In memorium: Glenda Ross
Published: 28 August 2012
The QNU lost one of its most committed unionists and a great friend earlier this month with the passing of former Rockhampton organiser Glenda Ross.
Glenda passed away peacefully in Rockhampton on Monday, 13 August after a long illness.
Glenda was the QNU organiser at our Rockhampton office for 13 years before her retirement in March 2010. Prior to that, she was a long standing QNU Councillor.
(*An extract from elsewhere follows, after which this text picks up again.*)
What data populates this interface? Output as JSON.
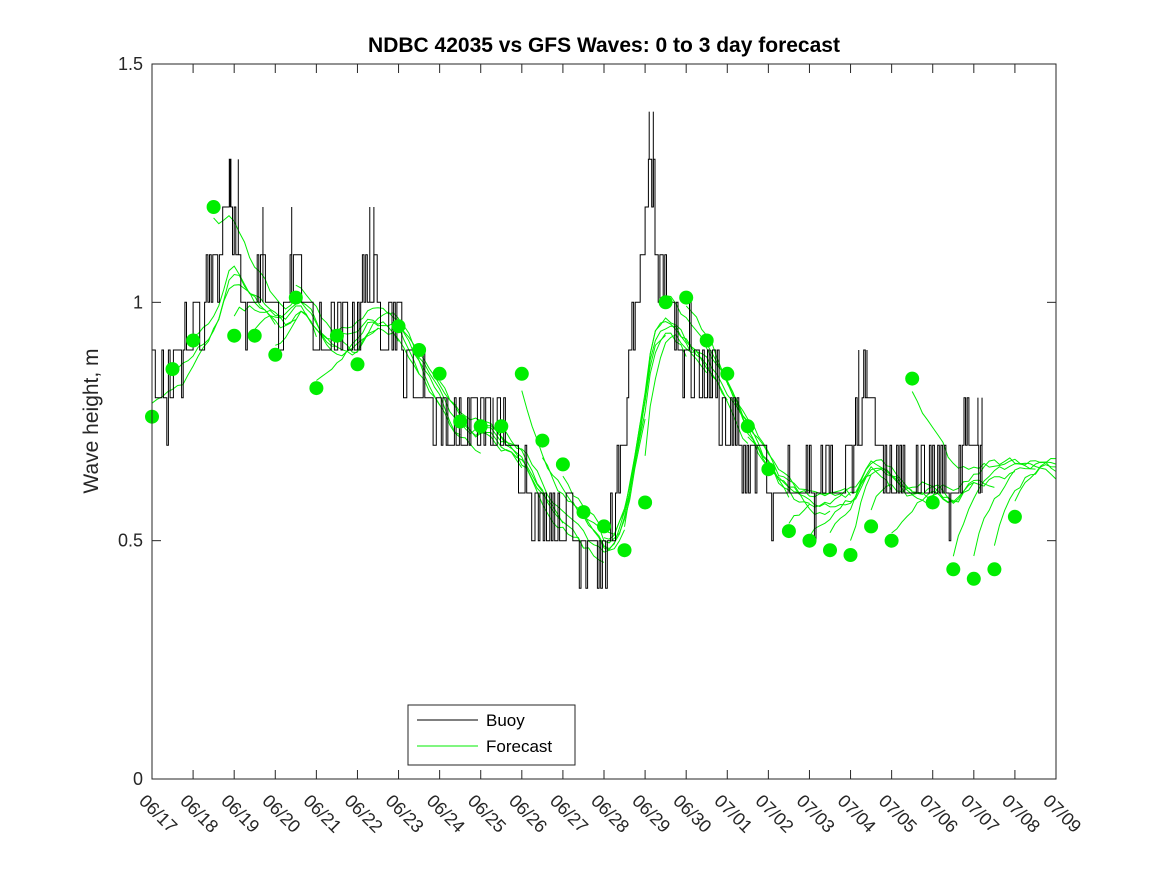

A no-nonsense Organiser, known for her fancy fingernails and straight-talking, Glenda was a committed unionist and often first at a picket line or protest to show solidarity for comrades in other unions.
In fact she was arrested for obstructing police while standing on the picket line outside Emerald’s Gordonstone Mine in 2003 yelling "scab" at replacement workers.
In an interview with The Morning Bulletin newspaper when she retired, Glenda explained it was all part of the job as a union leader and said showing support for striking union workers was something she enjoyed doing.
"I’m always opposed to people being locked out of their workplace and I’m always opposed to scab labour," she said.
"If there’s a picket line you go and show your support to the workers."
Shortly after starting her career as an enrolled nurse, Glenda moved to the Central Queensland sugar town of Sarina to work in its small country hospital.
She joined the union in 1985 and later took up an honorary position with the Queensland Nurses’ State Council and followed up by filling the Organiser role for the QNU in Central Queensland.
At the time of her retirement, Glenda said "good wins" for members—including campaigns where they locked beds to address workload issues in 2006 and the 23.5% wage increase—were among her career highlights. One of the lowest moments was when 92 nurses lost their jobs with the closure of St Andrew’s Hospital in 1997.
Glenda was a passionate advocate for nursing and midwifery, and with her Organiser area in Central Queensland covering close to half a million square kilometres, she was frequently on the road visiting members in workplaces.
In 2001 Glenda was awarded a Centenary Medal in recognition of her commitment to trade unionism and nursing.
Glenda was a much loved member of our nursing and union family and it is with much sadness that we farewell such a wonderful colleague. She will certainly be missed.
Our thoughts are with Glenda’s family and friends at this very sad time.